Notez l'initialisation (obligatoire).


Le gestionnaire de projets

L'outil le plus utilisé pour cela se nomme "make". Ce dernier utilise un fichier d'instructions nommé par défaut "makefile" ou "Makefile" dont nous allons détailler les principes ainsi que la structure.

Un makefile comporte grossièrement des identificateurs locaux et des blocs de dépendance. La déclaration des identificateurs prend la forme classique ID=valeur, par exemple CC=gcc et la substitution syntaxique se fait par la syntaxe $(ID) par exemple $(CC). Les blocs de dépendance comporte toujours une première ligne dite règle de dépendance puis une suite de ligne décrivant les actions à effectuer pour résoudre la dépendance. Par exemple, vous souhaitez produire un exécutable "mon_projet" qui dépend de deux modules "toto" et "titi", vous écrirez :

mon_projet: toto.o titi.o
  $(CC) -o mon_projet mon_projet.c toto.o titi.o -L/home/dupont/lib -lX11 -lm

Ce qui peut se lire ainsi : pour produire mon exécutable "mon_projet"on a besoin d'avoir produit auparavant "toto.o" et "titi.o" ; si ces derniers existent, on effectue alors l'édition de liens décrite en dessous de la ligne de dépendance (et qui commence obligatoirement par une tabulation).

Attention : make est un outil particulièrement sensible à la syntaxe et ne vous sera d'aucun secours en cas de non-respect.

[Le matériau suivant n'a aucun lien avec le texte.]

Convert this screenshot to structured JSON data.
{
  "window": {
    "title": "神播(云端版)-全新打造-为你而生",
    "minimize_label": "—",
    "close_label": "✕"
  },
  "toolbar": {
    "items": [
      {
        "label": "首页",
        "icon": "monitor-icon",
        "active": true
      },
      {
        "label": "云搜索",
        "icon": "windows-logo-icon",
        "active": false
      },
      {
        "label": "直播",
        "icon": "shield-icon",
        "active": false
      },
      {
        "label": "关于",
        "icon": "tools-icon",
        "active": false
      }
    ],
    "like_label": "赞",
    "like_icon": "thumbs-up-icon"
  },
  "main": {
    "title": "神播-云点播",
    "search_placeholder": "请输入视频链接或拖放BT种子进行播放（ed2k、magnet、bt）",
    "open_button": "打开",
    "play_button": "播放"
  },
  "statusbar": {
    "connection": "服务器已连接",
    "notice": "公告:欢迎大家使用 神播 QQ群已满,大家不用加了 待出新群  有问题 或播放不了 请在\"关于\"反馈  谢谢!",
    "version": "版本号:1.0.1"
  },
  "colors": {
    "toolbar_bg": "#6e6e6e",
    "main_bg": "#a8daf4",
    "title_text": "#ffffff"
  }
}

Make est capable de résoudre les dépendances en casquade, en s'appuyant systématiquement sur la première règle de dépendance. Ainsi, pour reprendre l'exemple précédent, si l'on a dans un makefile les règles suivantes :

CC=gcc
OBJ=mon_projet.o toto.o titi.o
mon_projet: $(OBJ)
  $(CC) -o mon_projet $(OBJ) -L/home/dupont/lib -lX11 -lm

mon_projet.o: mon_projet.c
  $(CC) -c mon_projet.c -I/home/dupont/include

toto.o: toto.c toto.h
  $(CC) -c toto.c -I/home/dupont/include

titi.o: titi.c titi.h
  $(CC) -c titi.c -I/home/dupont/include``

Celles-ci peuvent se traduire de la façon suivante : pour créer le programme "mon_projet", il est nécessaire que les modules pré-compilés "mon_projet" (qui contient la fonction principale "main()"), "toto" et "titi" existent ou soient plus anciens que le programme lui-même. Si ce n'est pas le cas, on cherche dans la suite des règles la règle de dépendance qui permet sa création ou sa mise à jour. La datation des fichiers est donc indispensable au bon fonctionnement de make.